Als Easy-listening noch nicht zum Trend ausgelobt war, dem niemand sich wirklich glücklich zu folgen traut, damals, so in den Sechzigern, lebte Thommi Herrwerth. Heute wirkt er als Buchhändler in Mannheim. Die Rolling Stones sind ihm ein Greuel, die anderen Hipsters der heterosexuellen Popkultur ebenso. Gus Backus, so bekennt er im „Vorab“ seines Buches „Itsy Bitsy Teene Weenie“, „war die erste große Liebe meines Lebens“.

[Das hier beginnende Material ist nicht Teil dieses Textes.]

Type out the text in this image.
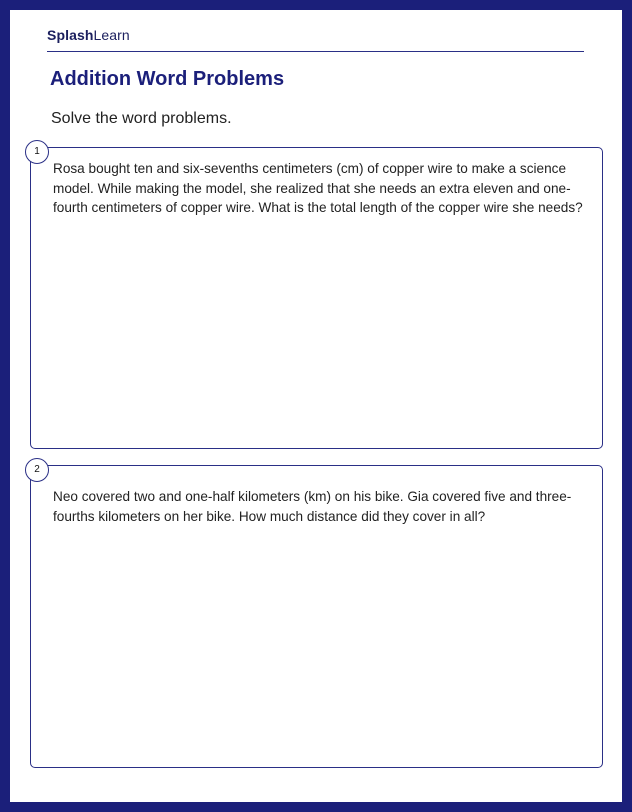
SplashLearn
Addition Word Problems
Solve the word problems.
Rosa bought ten and six-sevenths centimeters (cm) of copper wire to make a science model. While making the model, she realized that she needs an extra eleven and one-fourth centimeters of copper wire. What is the total length of the copper wire she needs?
1
Neo covered two and one-half kilometers (km) on his bike. Gia covered five and three-fourths kilometers on her bike. How much distance did they cover in all?
2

Überhaupt handelt das Buch, das im Untertitel noch sachlich als „Die Hits der Sixties“ annonciert wird, von Liebe und anderen Herzensaufwallungen. Wissenschaftlich darf von diesem Kompendium nur erwartet werden, daß hier einer schamlos berichtet, wie er dazu kommen konnte, Schlager zu hören und doch nicht zum Blauen Bock zu werden. Insofern gehört die plauderhafte Erzählung zum besten Stoff seit langem, das einer der Oral-history zugeneigten Forscherrichtung über den Schreibtisch kommen konnte.

Herrwerth schafft spielend, Rex Gildo, Siw Malmqvist, Renate Kern und all die andern Stars und Sternchen einer verschütteten Epoche lebendig zu schreiben: Sichtbar wird, wie wichtig einst diese gefönten und gesprayten Figuren waren, so etwas wie heiteren Fortschrittsglauben an das Gute in der Gesellschaft zu befördern. „Nur die Liebe läßt uns leben“ (Mary Roos) war womöglich wirklich die stimmigste Hymne auf die 68er, mehr gewiß als Janis Joplins Jammertiraden.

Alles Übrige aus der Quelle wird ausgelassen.